A week in gold: Rally fades as data reassures

October 25, 2014

London (Oct 25)  Gold ended the week lower as concerns over the health of the global economy eased a little after better than expected European data.

The metal has rallied strongly as the prospect of early US interest rises has receded, but a number of brokers still see the trend as downwards.

JP Morgan this week reduced its price targets for the metal for this year and further out due to this year’s trend of weak investor demand and less than expected consumer buying.

“Lower inflation prints, reduced inflation expectations, higher US interest rates and most importantly a stronger US dollar are key reasons we believe gold will trade lower in 2015 compared to our previous estimates,” the broker said.

By 2016, the broker also only sees the gold price at $1,200/oz, with US$1,275 (from US$1,296) the target for this year and US$1,220 (from US$1,275) for 2015.

While the broker acknowledged that recent lower inflation numbers had pushed back the timing of the expectation of the timing of the first US rate hike until June next year, the pressure on the metal will remain.

Current data out of Europe may be weak, but JPM economists expect the eurozone to pick up as the ECB moves towards more active management and lower oil prices feed through the economy.

India's Diwali, the festival of lights, was seen as responsible for an uplift in physical gold demand during the country's most significant gold-buying period.

Kieron Hodgson at Charles Stanley said that at least 20% of country's annual sales will be completed during this five-day period, or around 18 tonnes of the yellow metal.

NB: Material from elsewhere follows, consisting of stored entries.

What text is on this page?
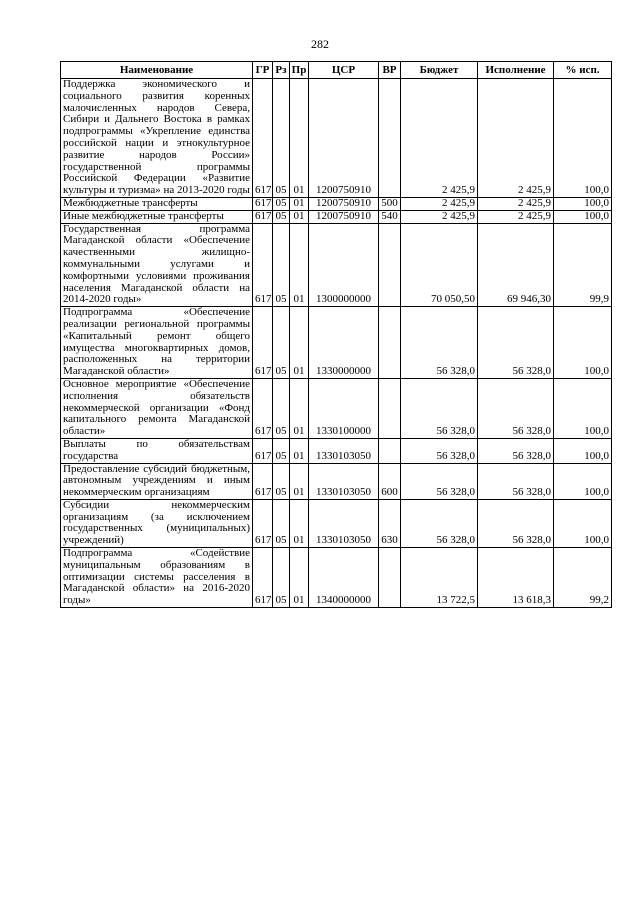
282
Наименование	ГР	Рз	Пр	ЦСР	ВР	Бюджет	Исполнение	% исп.
Поддержка экономического и социального развития коренных малочисленных народов Севера, Сибири и Дальнего Востока в рамках подпрограммы «Укрепление единства российской нации и этнокультурное развитие народов России» государственной программы Российской Федерации «Развитие культуры и туризма» на 2013-2020 годы	617	05	01	1200750910		2 425,9	2 425,9	100,0
Межбюджетные трансферты	617	05	01	1200750910	500	2 425,9	2 425,9	100,0
Иные межбюджетные трансферты	617	05	01	1200750910	540	2 425,9	2 425,9	100,0
Государственная программа Магаданской области «Обеспечение качественными жилищно-коммунальными услугами и комфортными условиями проживания населения Магаданской области на 2014-2020 годы»	617	05	01	1300000000		70 050,50	69 946,30	99,9
Подпрограмма «Обеспечение реализации региональной программы «Капитальный ремонт общего имущества многоквартирных домов, расположенных на территории Магаданской области»	617	05	01	1330000000		56 328,0	56 328,0	100,0
Основное мероприятие «Обеспечение исполнения обязательств некоммерческой организации «Фонд капитального ремонта Магаданской области»	617	05	01	1330100000		56 328,0	56 328,0	100,0
Выплаты по обязательствам государства	617	05	01	1330103050		56 328,0	56 328,0	100,0
Предоставление субсидий бюджетным, автономным учреждениям и иным некоммерческим организациям	617	05	01	1330103050	600	56 328,0	56 328,0	100,0
Субсидии некоммерческим организациям (за исключением государственных (муниципальных) учреждений)	617	05	01	1330103050	630	56 328,0	56 328,0	100,0
Подпрограмма «Содействие муниципальным образованиям в оптимизации системы расселения в Магаданской области» на 2016-2020 годы»	617	05	01	1340000000		13 722,5	13 618,3	99,2
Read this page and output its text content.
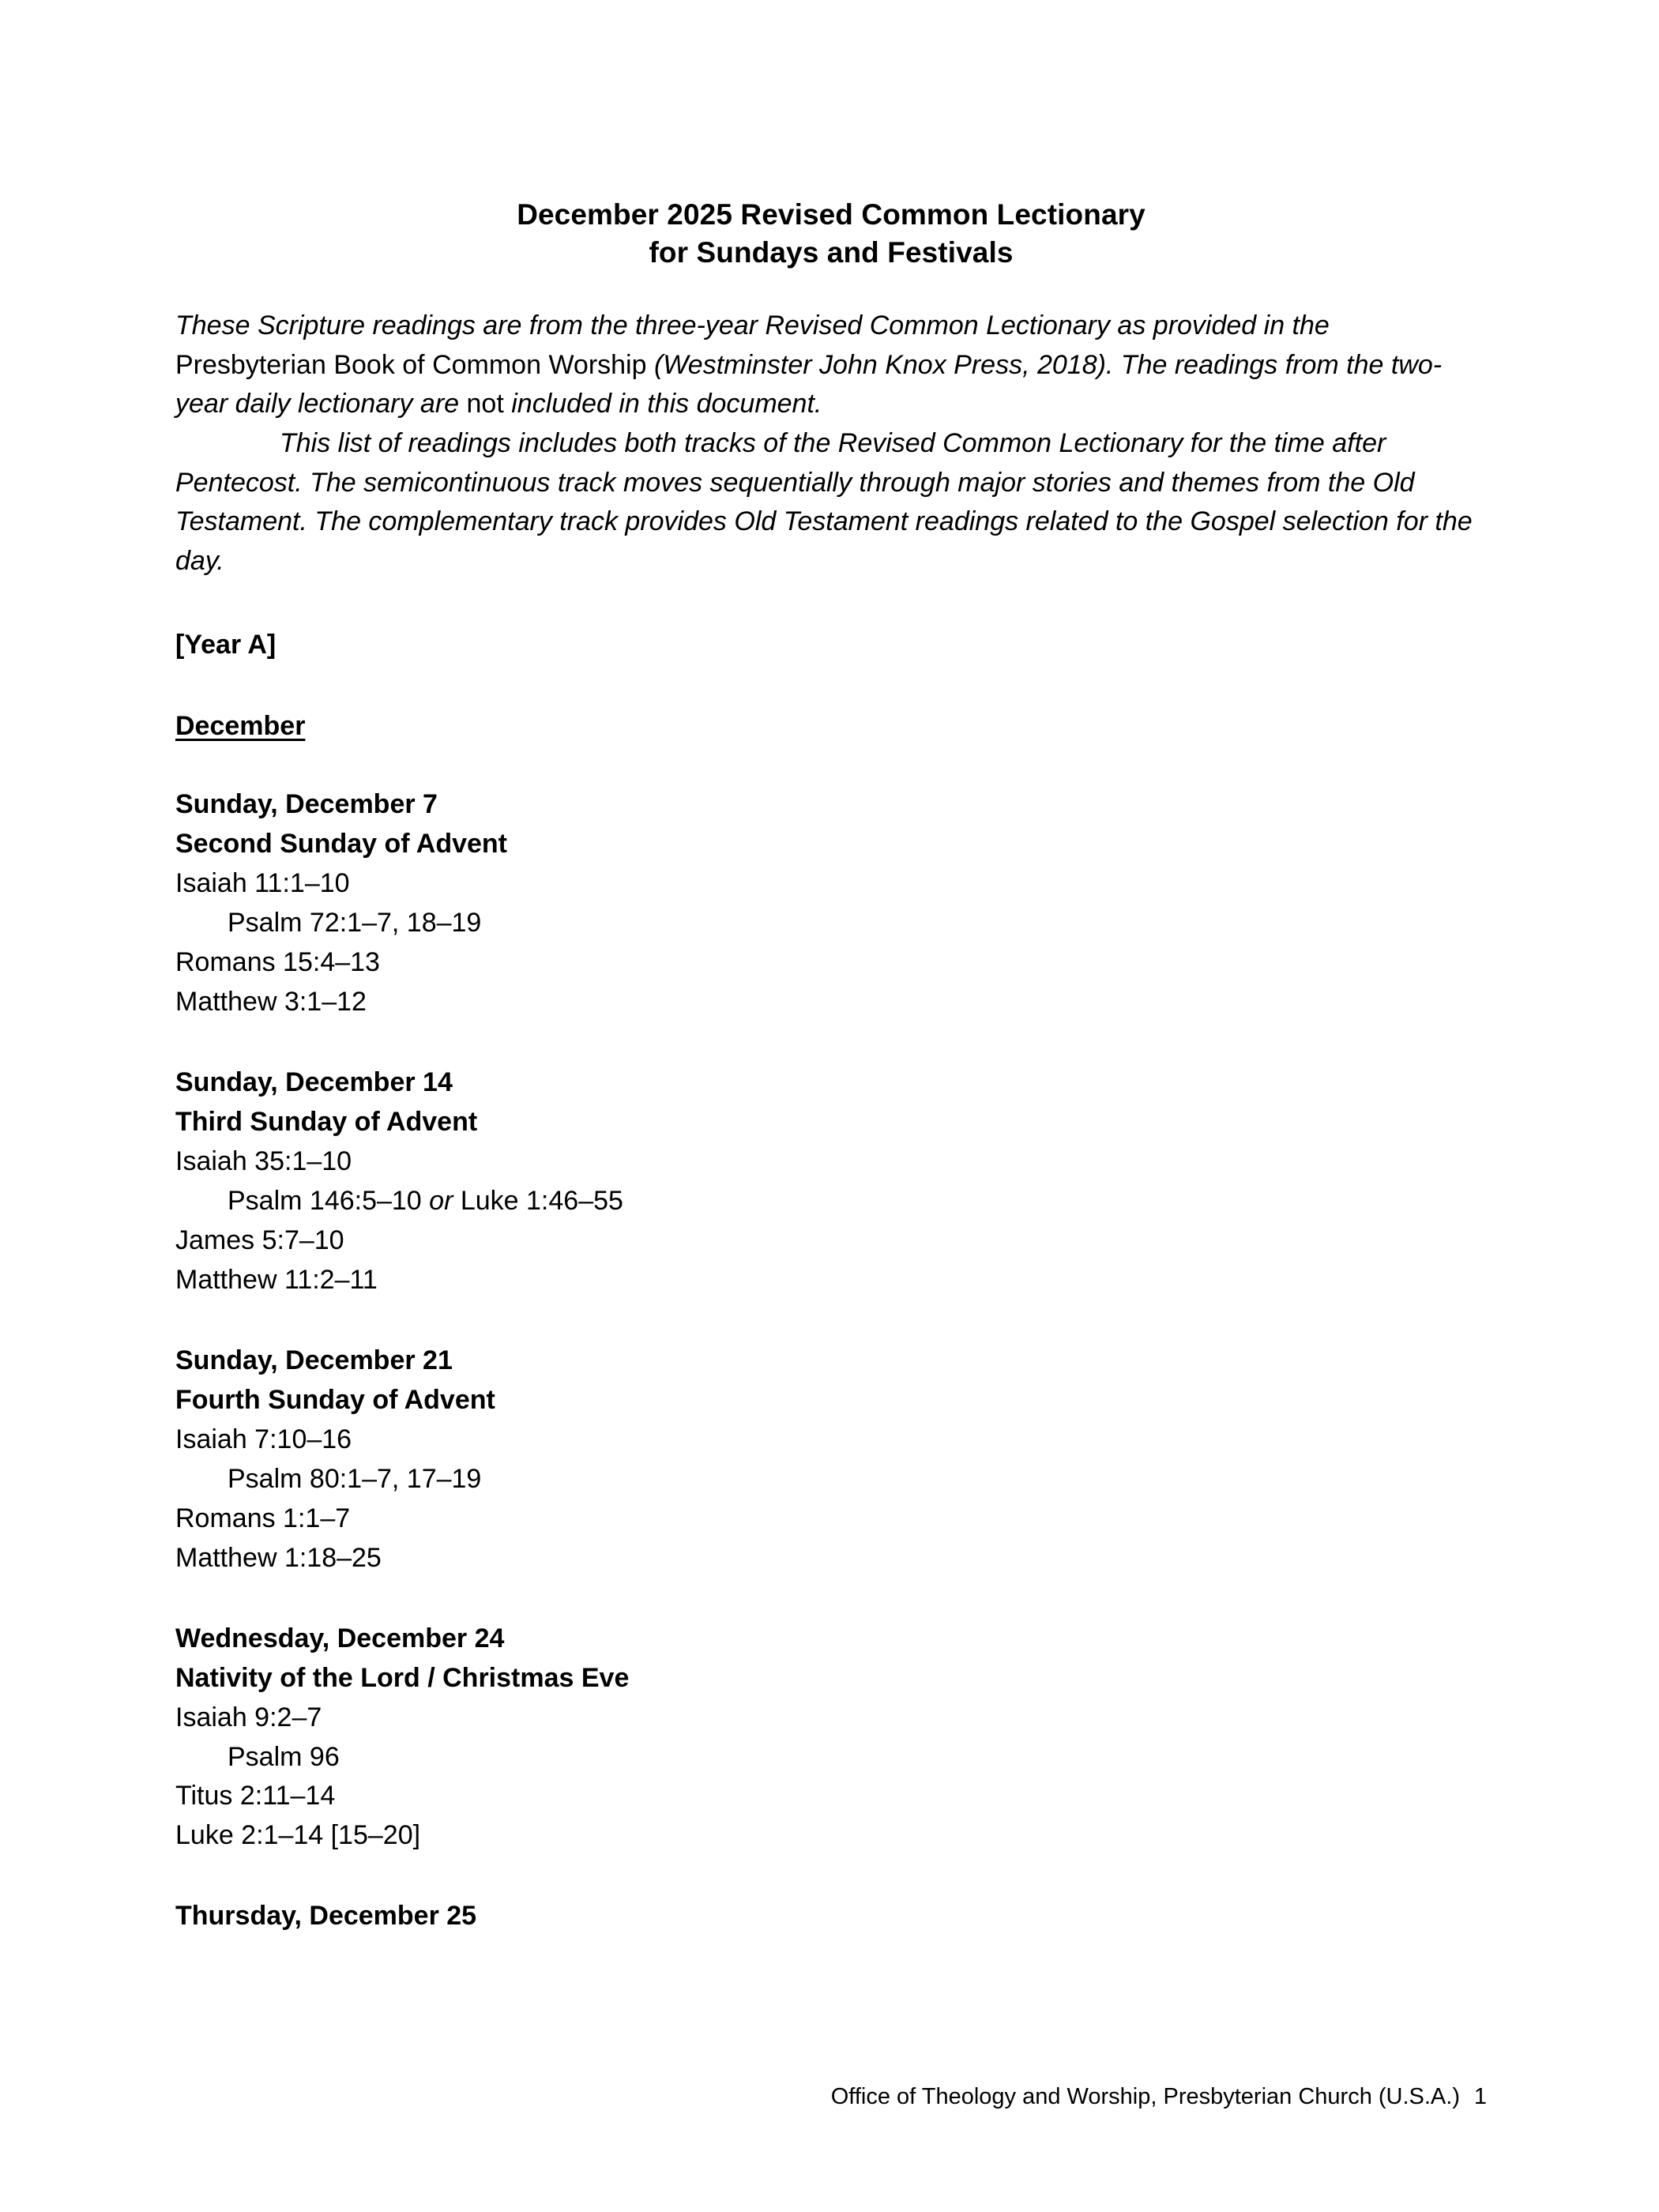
December 2025 Revised Common Lectionary
for Sundays and Festivals

These Scripture readings are from the three-year Revised Common Lectionary as provided in the Presbyterian Book of Common Worship (Westminster John Knox Press, 2018). The readings from the two-year daily lectionary are not included in this document.

This list of readings includes both tracks of the Revised Common Lectionary for the time after Pentecost. The semicontinuous track moves sequentially through major stories and themes from the Old Testament. The complementary track provides Old Testament readings related to the Gospel selection for the day.

[Year A]
December
Sunday, December 7
Second Sunday of Advent
Isaiah 11:1–10
Psalm 72:1–7, 18–19
Romans 15:4–13
Matthew 3:1–12
Sunday, December 14
Third Sunday of Advent
Isaiah 35:1–10
Psalm 146:5–10 or Luke 1:46–55
James 5:7–10
Matthew 11:2–11
Sunday, December 21
Fourth Sunday of Advent
Isaiah 7:10–16
Psalm 80:1–7, 17–19
Romans 1:1–7
Matthew 1:18–25
Wednesday, December 24
Nativity of the Lord / Christmas Eve
Isaiah 9:2–7
Psalm 96
Titus 2:11–14
Luke 2:1–14 [15–20]
Thursday, December 25
Office of Theology and Worship, Presbyterian Church (U.S.A.) 1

This interest has manifested itself into a more positive outlook by traders, albeit as the global economic outlook has weakened, Hodgson.

One area where physical demand has remained constant has been Russia, with the central bank buyin another 37 tonnes of gold in September.

The Russians has now been net buyers for seven months running and its gold reserves are now up to 1,150 tonnes.

Adding to the country’s gold reserves has been a feature of Vladimir Putin’s stints as Russian president.

It is now officially the world’s fifth largest holder of gold, but could be one place lower as China’s reserves are thought to be understated. Russia is also the number three gold producer.

In early trading on Wall Street, spot gold was trading at about US$1,231, down about US$10 on the week.